Ayaz read out the first part of his two-part final statement in a hearing on 17 July, giving an overview of the history of the Kurdish people, showing the centuries of oppression on one side and the ongoing resistance against this oppression on the other.
He read out the second part of his final statement in the hearing of 2 September. In this part he shone the spotlight on Turkey’s support for ISIS during the genocide of the Yazidi people in Sinjar in 2014 and the subsequent ISIS attacks on the city of Kobani (Kobanê) in northern Syria. He noted that only the female-led Kurdish armed forces had been able to defeat ISIS, with the support of the international coalition.
Ayaz expressed his condolences to the victims of the ISIS attack in Solingen and wished the injured a speedy recovery. He referred to the threats that Erdoğan had made against Europe and the subsequent ISIS attacks in Paris and Brussels.

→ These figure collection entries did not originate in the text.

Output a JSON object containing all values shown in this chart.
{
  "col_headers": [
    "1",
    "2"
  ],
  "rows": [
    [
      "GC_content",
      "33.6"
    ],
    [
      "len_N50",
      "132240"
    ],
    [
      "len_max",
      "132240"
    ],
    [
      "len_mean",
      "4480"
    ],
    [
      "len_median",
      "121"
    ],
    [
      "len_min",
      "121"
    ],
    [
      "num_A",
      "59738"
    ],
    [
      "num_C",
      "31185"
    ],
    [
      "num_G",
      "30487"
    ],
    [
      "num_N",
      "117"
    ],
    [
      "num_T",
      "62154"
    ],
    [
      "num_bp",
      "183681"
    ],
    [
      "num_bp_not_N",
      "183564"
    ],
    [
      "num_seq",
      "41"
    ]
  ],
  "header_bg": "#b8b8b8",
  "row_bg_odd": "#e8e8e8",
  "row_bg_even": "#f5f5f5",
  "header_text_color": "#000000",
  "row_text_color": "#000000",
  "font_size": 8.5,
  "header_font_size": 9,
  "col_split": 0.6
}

He continued to describe the close relations between the German and the Turkish states, asserting that Turkey has used its strategic geopolitical position to put pressure on Germany and that as a result, “democratic and peaceful protests in Germany to make the public aware of the attacks and brutality of the Turkish state against the Kurds are being prevented.”
He added that the PKK being on the ‘terror list’ of Germany and the EU is “indirect legitimisation and approval of the barbarism, massacres and genocidal policies of the Turkish state”.
Referring to the recent letter signed by 69 Nobel prize laureates demanding the freedom of Abdullah Öcalan, he said, “Germany could play an essential role both in the implementation of universal law and in the development of Turkey into a secular constitutional state by taking up the appeal of these Nobel Prize winners as the conscience of humanity and using its close relations with Turkey towards a political dialogue on the Kurdish question”.
Public voices have criticised the court ruling, with Left Party MP Cansu Özdemir calling it a “fatal signal for the rule of law and the opposition movement in Turkey and Kurdistan”. The legal aid AZADÎ fund also criticised the sentence and called it “another link in the shameful chain of condemnations of Kurds who are engaging themselves against the oppression and exploitation of Kurdish society”.
Kenan Ayaz is one of 13 Kurds who are currently in German pre-trial or criminal detention on charges of being members of the PKK.